Madam ACTING DEPUTY PRESIDENT —There is no point of order, Senator O'Chee.

Senator FORSHAW —Thank you. These are non-contentious matters. There is no contention between the Labor Party and the Liberal Party. All the contention happens to exist in the Liberal Party. The article continues:

Though party leaders say there is no evidence of such infiltration, they do not deny the factions are at war.

Because the senators opposite have endeavoured to deprive me of my time I will cut short my quotation. I will just quote this paragraph:

The issue was broken wide open this week when an opposition frontbencher, Chris Downy—

He is a member of the state opposition in New South Wales.

Senator Conroy —Which faction?

Senator FORSHAW —I think he is a left winger—

told the Herald he would resign from the party unless the State executive moved to deal with the problems in Sutherland. In a letter to Liberal MPs across Sydney, Downy and the Federal member for Hughes, Danna Vale, claimed there had been attempts to destabilise the branch and conference by a group of `agitators' who lived outside the electorate.

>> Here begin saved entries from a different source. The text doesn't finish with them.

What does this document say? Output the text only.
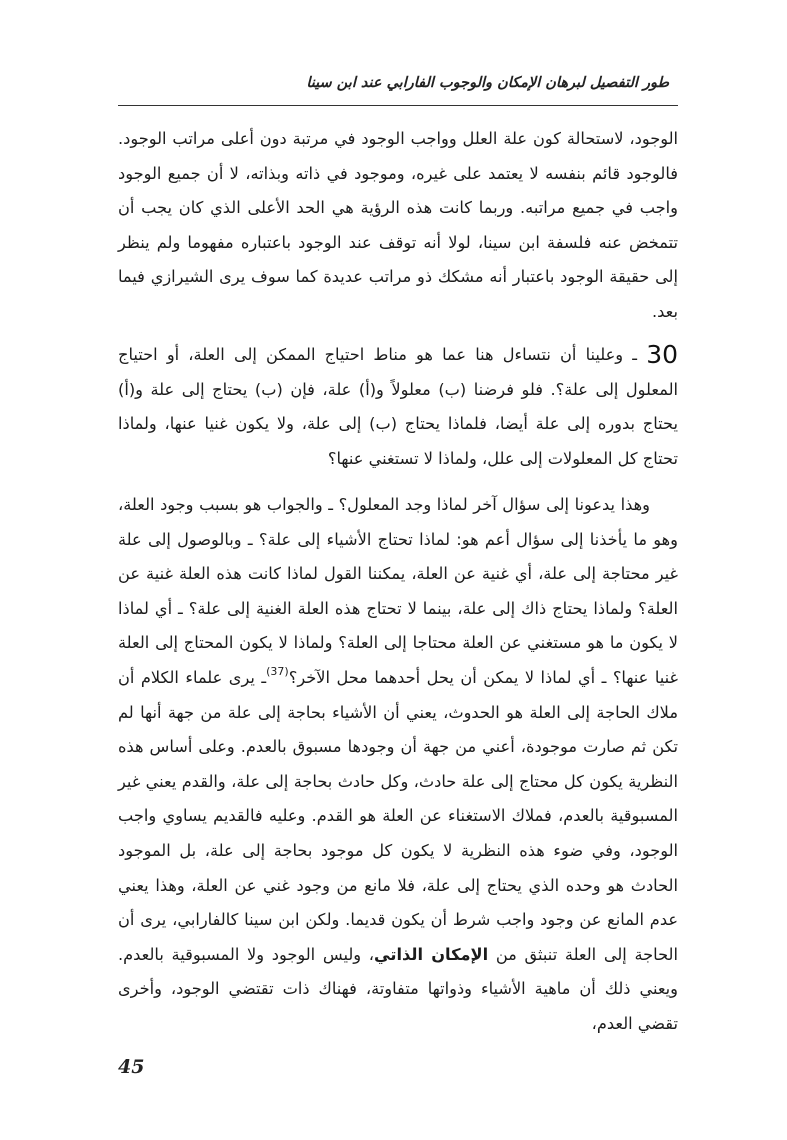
طور التفصيل لبرهان الإمكان والوجوب الفارابي عند ابن سينا

الوجود، لاستحالة كون علة العلل وواجب الوجود في مرتبة دون أعلى مراتب الوجود. فالوجود قائم بنفسه لا يعتمد على غيره، وموجود في ذاته وبذاته، لا أن جميع الوجود واجب في جميع مراتبه. وربما كانت هذه الرؤية هي الحد الأعلى الذي كان يجب أن تتمخض عنه فلسفة ابن سينا، لولا أنه توقف عند الوجود باعتباره مفهوما ولم ينظر إلى حقيقة الوجود باعتبار أنه مشكك ذو مراتب عديدة كما سوف يرى الشيرازي فيما بعد.

30 ـ وعلينا أن نتساءل هنا عما هو مناط احتياج الممكن إلى العلة، أو احتياج المعلول إلى علة؟. فلو فرضنا (ب) معلولاً و(أ) علة، فإن (ب) يحتاج إلى علة و(أ) يحتاج بدوره إلى علة أيضا، فلماذا يحتاج (ب) إلى علة، ولا يكون غنيا عنها، ولماذا تحتاج كل المعلولات إلى علل، ولماذا لا تستغني عنها؟

وهذا يدعونا إلى سؤال آخر لماذا وجد المعلول؟ ـ والجواب هو بسبب وجود العلة، وهو ما يأخذنا إلى سؤال أعم هو: لماذا تحتاج الأشياء إلى علة؟ ـ وبالوصول إلى علة غير محتاجة إلى علة، أي غنية عن العلة، يمكننا القول لماذا كانت هذه العلة غنية عن العلة؟ ولماذا يحتاج ذاك إلى علة، بينما لا تحتاج هذه العلة الغنية إلى علة؟ ـ أي لماذا لا يكون ما هو مستغني عن العلة محتاجا إلى العلة؟ ولماذا لا يكون المحتاج إلى العلة غنيا عنها؟ ـ أي لماذا لا يمكن أن يحل أحدهما محل الآخر؟$^{(37)}$ـ يرى علماء الكلام أن ملاك الحاجة إلى العلة هو الحدوث، يعني أن الأشياء بحاجة إلى علة من جهة أنها لم تكن ثم صارت موجودة، أعني من جهة أن وجودها مسبوق بالعدم. وعلى أساس هذه النظرية يكون كل محتاج إلى علة حادث، وكل حادث بحاجة إلى علة، والقدم يعني غير المسبوقية بالعدم، فملاك الاستغناء عن العلة هو القدم. وعليه فالقديم يساوي واجب الوجود، وفي ضوء هذه النظرية لا يكون كل موجود بحاجة إلى علة، بل الموجود الحادث هو وحده الذي يحتاج إلى علة، فلا مانع من وجود غني عن العلة، وهذا يعني عدم المانع عن وجود واجب شرط أن يكون قديما. ولكن ابن سينا كالفارابي، يرى أن الحاجة إلى العلة تنبثق من الإمكان الذاتي، وليس الوجود ولا المسبوقية بالعدم. ويعني ذلك أن ماهية الأشياء وذواتها متفاوتة، فهناك ذات تقتضي الوجود، وأخرى تقضي العدم،

45
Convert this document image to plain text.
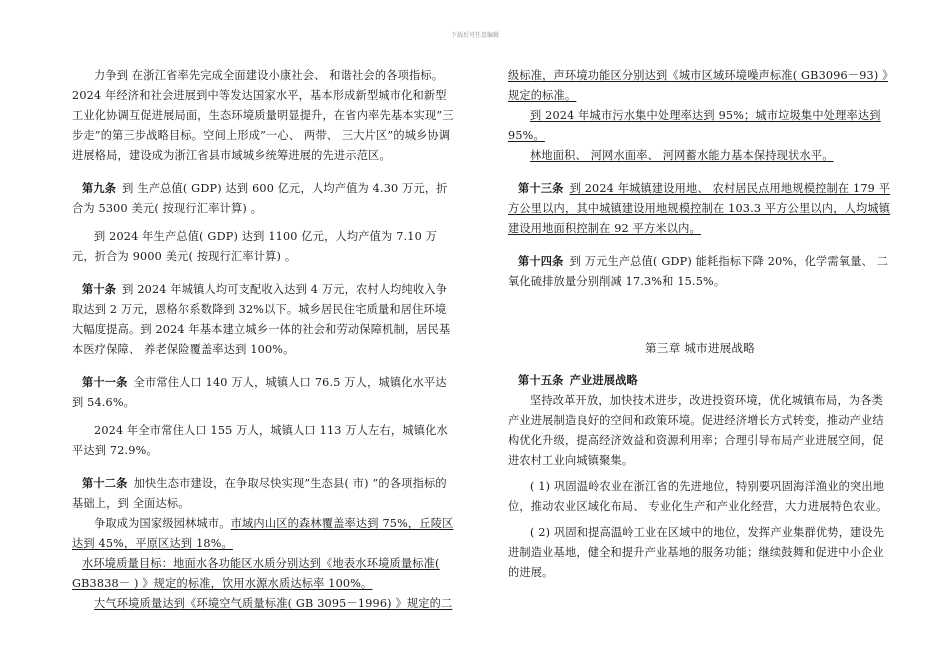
下载后可任意编辑

力争到 在浙江省率先完成全面建设小康社会、 和谐社会的各项指标。2024 年经济和社会进展到中等发达国家水平，基本形成新型城市化和新型工业化协调互促进展局面，生态环境质量明显提升，在省内率先基本实现”三步走”的第三步战略目标。空间上形成”一心、 两带、 三大片区”的城乡协调进展格局，建设成为浙江省县市域城乡统筹进展的先进示范区。

第九条 到 生产总值( GDP) 达到 600 亿元，人均产值为 4.30 万元，折合为 5300 美元( 按现行汇率计算) 。

到 2024 年生产总值( GDP) 达到 1100 亿元，人均产值为 7.10 万元，折合为 9000 美元( 按现行汇率计算) 。

第十条 到 2024 年城镇人均可支配收入达到 4 万元，农村人均纯收入争取达到 2 万元，恩格尔系数降到 32%以下。城乡居民住宅质量和居住环境大幅度提高。到 2024 年基本建立城乡一体的社会和劳动保障机制，居民基本医疗保障、 养老保险覆盖率达到 100%。

第十一条 全市常住人口 140 万人，城镇人口 76.5 万人，城镇化水平达到 54.6%。

2024 年全市常住人口 155 万人，城镇人口 113 万人左右，城镇化水平达到 72.9%。

第十二条 加快生态市建设，在争取尽快实现”生态县( 市) ”的各项指标的基础上，到 全面达标。

争取成为国家级园林城市。市域内山区的森林覆盖率达到 75%，丘陵区达到 45%，平原区达到 18%。

水环境质量目标：地面水各功能区水质分别达到《地表水环境质量标准( GB3838－ ) 》规定的标准，饮用水源水质达标率 100%。

大气环境质量达到《环境空气质量标准( GB 3095－1996) 》规定的二

级标准，声环境功能区分别达到《城市区域环境噪声标准( GB3096－93) 》规定的标准。

到 2024 年城市污水集中处理率达到 95%；城市垃圾集中处理率达到 95%。

林地面积、 河网水面率、 河网蓄水能力基本保持现状水平。

第十三条 到 2024 年城镇建设用地、 农村居民点用地规模控制在 179 平方公里以内，其中城镇建设用地规模控制在 103.3 平方公里以内，人均城镇建设用地面积控制在 92 平方米以内。

第十四条 到 万元生产总值( GDP) 能耗指标下降 20%，化学需氧量、 二氧化硫排放量分别削减 17.3%和 15.5%。

第三章 城市进展战略

第十五条 产业进展战略

坚持改革开放，加快技术进步，改进投资环境，优化城镇布局，为各类产业进展制造良好的空间和政策环境。促进经济增长方式转变，推动产业结构优化升级，提高经济效益和资源利用率；合理引导布局产业进展空间，促进农村工业向城镇聚集。

( 1) 巩固温岭农业在浙江省的先进地位，特别要巩固海洋渔业的突出地位，推动农业区域化布局、 专业化生产和产业化经营，大力进展特色农业。

( 2) 巩固和提高温岭工业在区域中的地位，发挥产业集群优势，建设先进制造业基地，健全和提升产业基地的服务功能；继续鼓舞和促进中小企业的进展。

`This explosive local issue, and others like it, are [diverting] our focus in retaining marginal Liberal seats,' the letter said, `We cannot be left spending our time playing petty games with a small group of destabilising factional hacks whose activities are destructive to the functioning of our branches.'

As my time is drawing to a close—and there is far more to come with respect to this story—I would just indicate that there are dangerous elements being recruited into the branches of the Liberal Party in the electorates of Cook and Hughes. And this is not the Labor Party saying this. This is coming directly from members of the Liberal Party and parliamentary representatives of the Liberal Party in the area. Frankly, there has been no sign to date that the Prime Minister has done anything to curb this activity and it is about time he acted to get rid of these dangerous elements.

Senator Woods —Madam Acting Deputy President, I raise a point of order. It is similar to the one raised by my colleague Senator O'Chee. This is really a gross abuse of this period, which is very clearly set aside, by understanding, in the standing orders for non-controversial matters. What Senator Forshaw is attempting to do is to raise controversy, stir the bucket and pour a bit of mess around the Liberal Party, with no substance whatsoever. It is very clear that this is an abuse of this current period of time, and really he should be directed to address matters of public interest which are non-controversial.

The ACTING DEPUTY PRESIDENT — Senator Forshaw, would you take your seat for a moment. There is no point of order. I have been advised that the question of whether or not this is a controversial issue is not appropriate here and that issues of a controversial nature can be raised. There has been an agreement that there will be no divisions or quorums called; but the question as to whether a person can or cannot raise a controversial issue is not set out in the standing orders. So Senator Forshaw is in order, and I have to rule that there is no point of order. Senator Forshaw, I think you have nine seconds left now. So I call Senator Tierney. Your time has expired, Senator Forshaw.